The organism colonizes the nasopharyngeal mucus membranes by means of adhesins that protect the organisms from mucociliary defenses. Like N. gonorrhoeae, meningococci produce IgA proteases, which destroy mucosal antibodies. Meningococci also steal host iron, normally bound by transferrin and lactoferrin. The most common route of dissemination to the CNS is the bloodstream. The organism is protected from phagocytes by a polysaccharide capsule.
The illness usually begins as a sore throat and may resemble a mild cold, followed with the sudden onset of a severe, throbbing headache, fever and marked stiffness of the head and back. Petechial hemorrhages (non-raised purplish, round spots) containing organisms appear under the skin. Coma and swelling of the brain follow. Meningococci can disseminate and cause a complication known as Waterhouse-Friderichsen syndrome. Death can occur within hours from endotoxic shock Gram negative sepsis may also require amputation of affected extremities.
Diagnosis is made by isolation of meningococcci from petechiae or CSF. The organism grows well on enriched Chocolate (heated blood) agar in an atmosphere of 5-10% C02.

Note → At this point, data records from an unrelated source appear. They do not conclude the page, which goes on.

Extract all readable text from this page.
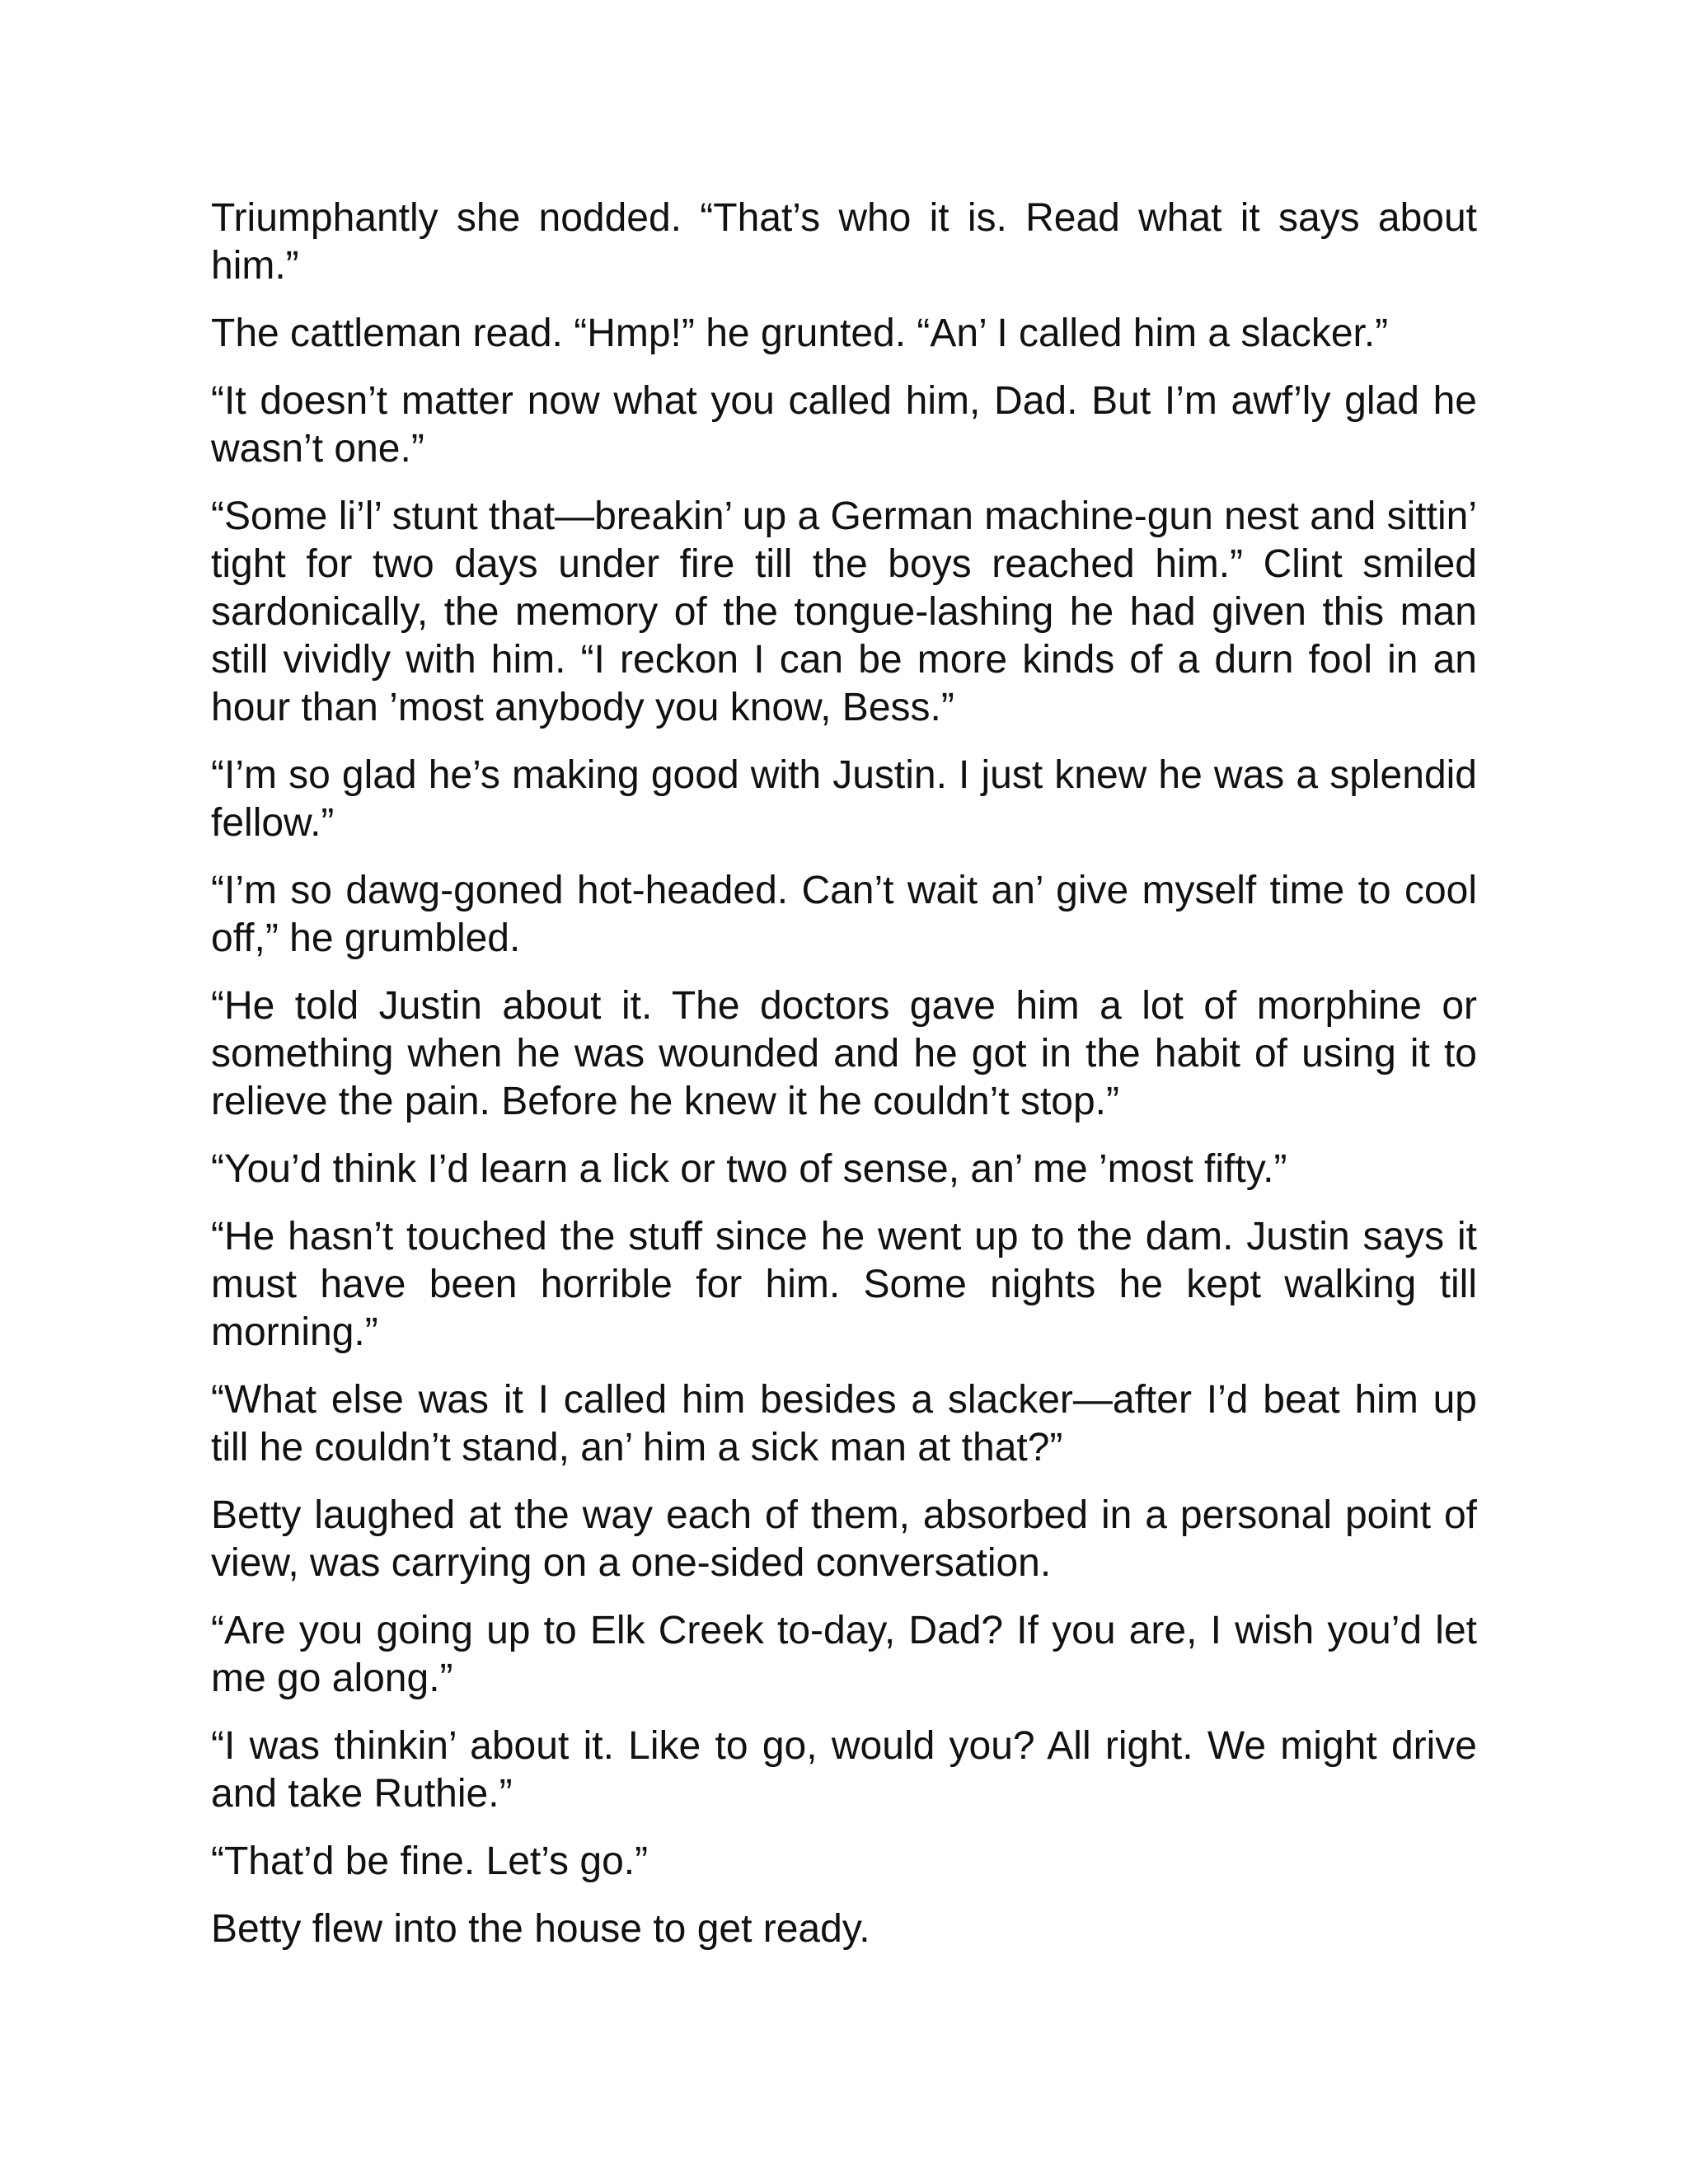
Triumphantly she nodded. “That’s who it is. Read what it says about him.”

The cattleman read. “Hmp!” he grunted. “An’ I called him a slacker.”

“It doesn’t matter now what you called him, Dad. But I’m awf’ly glad he wasn’t one.”

“Some li’l’ stunt that—breakin’ up a German machine-gun nest and sittin’ tight for two days under fire till the boys reached him.” Clint smiled sardonically, the memory of the tongue-lashing he had given this man still vividly with him. “I reckon I can be more kinds of a durn fool in an hour than ’most anybody you know, Bess.”

“I’m so glad he’s making good with Justin. I just knew he was a splendid fellow.”

“I’m so dawg-goned hot-headed. Can’t wait an’ give myself time to cool off,” he grumbled.

“He told Justin about it. The doctors gave him a lot of morphine or something when he was wounded and he got in the habit of using it to relieve the pain. Before he knew it he couldn’t stop.”

“You’d think I’d learn a lick or two of sense, an’ me ’most fifty.”

“He hasn’t touched the stuff since he went up to the dam. Justin says it must have been horrible for him. Some nights he kept walking till morning.”

“What else was it I called him besides a slacker—after I’d beat him up till he couldn’t stand, an’ him a sick man at that?”

Betty laughed at the way each of them, absorbed in a personal point of view, was carrying on a one-sided conversation.

“Are you going up to Elk Creek to-day, Dad? If you are, I wish you’d let me go along.”

“I was thinkin’ about it. Like to go, would you? All right. We might drive and take Ruthie.”

“That’d be fine. Let’s go.”

Betty flew into the house to get ready.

If untreated the disease has a high mortality rate of up to 90%. Penicillin is the drug of choice to treat meningococcal meningitis. Ampicillin and Cephalosporins are also used. The antibiotic rifampin is used to eliminate the carrier state and to prevent outbreaks.
There are 12 serotypes of meningococci, with A, B and C being the most prevalent. A polysaccharide capsular vaccine is available against types A, C, Y and W but not the most common type B. The vaccine is not immunogenic in young infants.